[PATCH] Exploit Empty Regions in Young Gen to Enhance PS Full GC Performance
Stefan Johansson
stefan.johansson at oracle.com
Thu Oct 10 12:37:18 UTC 2019
Hi,
On 2019-10-10 13:06, Haoyu Li wrote:
> Hi Stefan,
>
> Thanks for your testing! One possible reason for the regressions in
> simple tests is that the region dependencies maybe not heavy enough.
> Because the locality of shadow regions is lower than that of heap
> regions, writing to shadow regions will be slower than to normal
> regions, and this is a part of the reason why I reuse shadow regions.

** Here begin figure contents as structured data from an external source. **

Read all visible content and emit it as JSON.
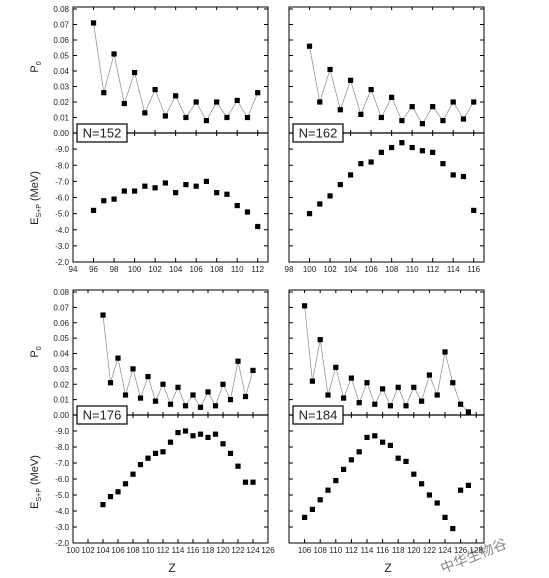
{
  "figure": {
    "x_label": "Z",
    "y_label_p0_main": "P",
    "y_label_p0_sub": "0",
    "y_label_e_main": "E",
    "y_label_e_sub": "S+P",
    "y_label_e_unit": "(MeV)",
    "watermark": "中华生物谷"
  },
  "chart_data": [
    {
      "id": "tl",
      "type": "line",
      "panel_label": "N=152",
      "x_ticks": [
        "94",
        "96",
        "98",
        "100",
        "102",
        "104",
        "106",
        "108",
        "110",
        "112"
      ],
      "xlim": [
        94,
        113
      ],
      "top": {
        "ylabel": "P0",
        "ylim": [
          0,
          0.08
        ],
        "y_ticks": [
          "0.00",
          "0.01",
          "0.02",
          "0.03",
          "0.04",
          "0.05",
          "0.06",
          "0.07",
          "0.08"
        ],
        "x": [
          96,
          97,
          98,
          99,
          100,
          101,
          102,
          103,
          104,
          105,
          106,
          107,
          108,
          109,
          110,
          111,
          112
        ],
        "y": [
          0.071,
          0.026,
          0.051,
          0.019,
          0.039,
          0.013,
          0.028,
          0.011,
          0.024,
          0.01,
          0.02,
          0.008,
          0.02,
          0.01,
          0.021,
          0.01,
          0.026
        ]
      },
      "bottom": {
        "ylabel": "E_S+P (MeV)",
        "ylim": [
          -2.0,
          -10.0
        ],
        "y_ticks": [
          "-2.0",
          "-3.0",
          "-4.0",
          "-5.0",
          "-6.0",
          "-7.0",
          "-8.0",
          "-9.0"
        ],
        "x": [
          96,
          97,
          98,
          99,
          100,
          101,
          102,
          103,
          104,
          105,
          106,
          107,
          108,
          109,
          110,
          111,
          112
        ],
        "y": [
          -5.2,
          -5.8,
          -5.9,
          -6.4,
          -6.4,
          -6.7,
          -6.6,
          -6.9,
          -6.3,
          -6.8,
          -6.7,
          -7.0,
          -6.3,
          -6.2,
          -5.5,
          -5.1,
          -4.2
        ]
      }
    },
    {
      "id": "tr",
      "type": "line",
      "panel_label": "N=162",
      "x_ticks": [
        "98",
        "100",
        "102",
        "104",
        "106",
        "108",
        "110",
        "112",
        "114",
        "116"
      ],
      "xlim": [
        98,
        117
      ],
      "top": {
        "ylabel": "P0",
        "ylim": [
          0,
          0.08
        ],
        "x": [
          100,
          101,
          102,
          103,
          104,
          105,
          106,
          107,
          108,
          109,
          110,
          111,
          112,
          113,
          114,
          115,
          116
        ],
        "y": [
          0.056,
          0.02,
          0.041,
          0.015,
          0.034,
          0.012,
          0.028,
          0.01,
          0.023,
          0.008,
          0.017,
          0.006,
          0.017,
          0.008,
          0.02,
          0.009,
          0.02
        ]
      },
      "bottom": {
        "ylabel": "E_S+P (MeV)",
        "ylim": [
          -2.0,
          -10.0
        ],
        "x": [
          100,
          101,
          102,
          103,
          104,
          105,
          106,
          107,
          108,
          109,
          110,
          111,
          112,
          113,
          114,
          115,
          116
        ],
        "y": [
          -5.0,
          -5.6,
          -6.1,
          -6.8,
          -7.4,
          -8.1,
          -8.2,
          -8.8,
          -9.1,
          -9.4,
          -9.1,
          -8.9,
          -8.8,
          -8.1,
          -7.4,
          -7.3,
          -5.2
        ]
      }
    },
    {
      "id": "bl",
      "type": "line",
      "panel_label": "N=176",
      "x_ticks": [
        "100",
        "102",
        "104",
        "106",
        "108",
        "110",
        "112",
        "114",
        "116",
        "118",
        "120",
        "122",
        "124",
        "126"
      ],
      "xlim": [
        100,
        126
      ],
      "top": {
        "ylabel": "P0",
        "ylim": [
          0,
          0.08
        ],
        "y_ticks": [
          "0.00",
          "0.01",
          "0.02",
          "0.03",
          "0.04",
          "0.05",
          "0.06",
          "0.07",
          "0.08"
        ],
        "x": [
          104,
          105,
          106,
          107,
          108,
          109,
          110,
          111,
          112,
          113,
          114,
          115,
          116,
          117,
          118,
          119,
          120,
          121,
          122,
          123,
          124
        ],
        "y": [
          0.065,
          0.021,
          0.037,
          0.013,
          0.03,
          0.011,
          0.025,
          0.009,
          0.02,
          0.007,
          0.018,
          0.006,
          0.013,
          0.005,
          0.015,
          0.006,
          0.02,
          0.01,
          0.035,
          0.012,
          0.029
        ]
      },
      "bottom": {
        "ylabel": "E_S+P (MeV)",
        "ylim": [
          -2.0,
          -10.0
        ],
        "y_ticks": [
          "-2.0",
          "-3.0",
          "-4.0",
          "-5.0",
          "-6.0",
          "-7.0",
          "-8.0",
          "-9.0"
        ],
        "x": [
          104,
          105,
          106,
          107,
          108,
          109,
          110,
          111,
          112,
          113,
          114,
          115,
          116,
          117,
          118,
          119,
          120,
          121,
          122,
          123,
          124
        ],
        "y": [
          -4.4,
          -4.9,
          -5.2,
          -5.7,
          -6.3,
          -6.9,
          -7.3,
          -7.6,
          -7.7,
          -8.3,
          -8.9,
          -9.0,
          -8.7,
          -8.8,
          -8.6,
          -8.8,
          -8.2,
          -7.6,
          -6.8,
          -5.8,
          -5.8
        ]
      }
    },
    {
      "id": "br",
      "type": "line",
      "panel_label": "N=184",
      "x_ticks": [
        "106",
        "108",
        "110",
        "112",
        "114",
        "116",
        "118",
        "120",
        "122",
        "124",
        "126",
        "128"
      ],
      "xlim": [
        104,
        129
      ],
      "top": {
        "ylabel": "P0",
        "ylim": [
          0,
          0.08
        ],
        "x": [
          106,
          107,
          108,
          109,
          110,
          111,
          112,
          113,
          114,
          115,
          116,
          117,
          118,
          119,
          120,
          121,
          122,
          123,
          124,
          125,
          126,
          127
        ],
        "y": [
          0.071,
          0.022,
          0.049,
          0.013,
          0.031,
          0.011,
          0.024,
          0.008,
          0.021,
          0.007,
          0.017,
          0.006,
          0.018,
          0.006,
          0.018,
          0.009,
          0.026,
          0.013,
          0.041,
          0.021,
          0.007,
          0.002
        ]
      },
      "bottom": {
        "ylabel": "E_S+P (MeV)",
        "ylim": [
          -2.0,
          -10.0
        ],
        "x": [
          106,
          107,
          108,
          109,
          110,
          111,
          112,
          113,
          114,
          115,
          116,
          117,
          118,
          119,
          120,
          121,
          122,
          123,
          124,
          125,
          126,
          127
        ],
        "y": [
          -3.6,
          -4.1,
          -4.7,
          -5.3,
          -5.9,
          -6.6,
          -7.2,
          -7.7,
          -8.6,
          -8.7,
          -8.3,
          -8.1,
          -7.3,
          -7.1,
          -6.3,
          -5.7,
          -5.0,
          -4.5,
          -3.6,
          -2.9,
          -5.3,
          -5.6
        ]
      }
    }
  ]
}
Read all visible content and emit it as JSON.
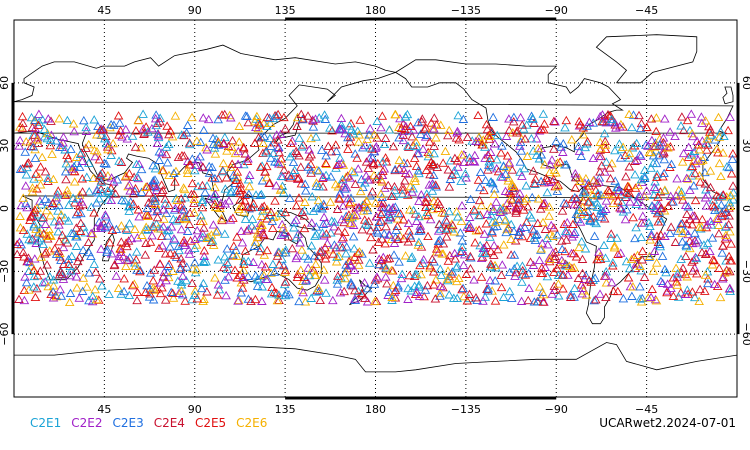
{
  "top_axis_labels": [
    "45",
    "90",
    "135",
    "180",
    "−135",
    "−90",
    "−45"
  ],
  "bottom_axis_labels": [
    "45",
    "90",
    "135",
    "180",
    "−135",
    "−90",
    "−45"
  ],
  "left_axis_labels": [
    "60",
    "30",
    "0",
    "−30",
    "−60"
  ],
  "right_axis_labels": [
    "60",
    "30",
    "0",
    "−30",
    "−60"
  ],
  "legend": [
    {
      "label": "C2E1",
      "color": "#1aa3d6"
    },
    {
      "label": "C2E2",
      "color": "#a020c8"
    },
    {
      "label": "C2E3",
      "color": "#1f6fe0"
    },
    {
      "label": "C2E4",
      "color": "#c8102e"
    },
    {
      "label": "C2E5",
      "color": "#e01010"
    },
    {
      "label": "C2E6",
      "color": "#f5b000"
    }
  ],
  "product_label": "UCARwet2.2024-07-01",
  "projection": "cylindrical equidistant, longitude 0 to 360 (center 180)",
  "observation_latitude_band": "approximately 45S to 45N",
  "marker_symbol": "open-triangle"
}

> Therefore, if only a few shadow regions are created and not reused, the
> overhead may not be amortized.
I guess it is something like this. I thought that for "easy" heaps the
shadow regions won't be used at all, and should therefor not really cost
anything.
>
> As to the OCA, it is the case that I'm the only person signing the
> agreement. Please let me know if you have any further questions. Thanks
> again!
Ok, so you are the sole author of the patch. The important part, as the
agreement states, is:
"no other person or entity, including my employer, has or will have
rights with respect my contributions"
Is that the case?
Thanks,
Stefan
>
> Best Regrads,
> Haoyu Li
>
> Stefan Johansson <stefan.johansson at oracle.com
> <mailto:stefan.johansson at oracle.com>> 于2019年10月8日周二 下午6:49写道:
>
> Hi Haoyu,
>
> I've done some more testing and I haven't seen any issues with the
> patch
> so far and the performance looks promising in most cases. For simple
> tests I've seen some regressions, but I'm not really sure why. Will do
> some more digging.
>
> To move forward with this the first thing we need to do is making sure
> that you being covered by the Oracle Contributor Agreement is enough.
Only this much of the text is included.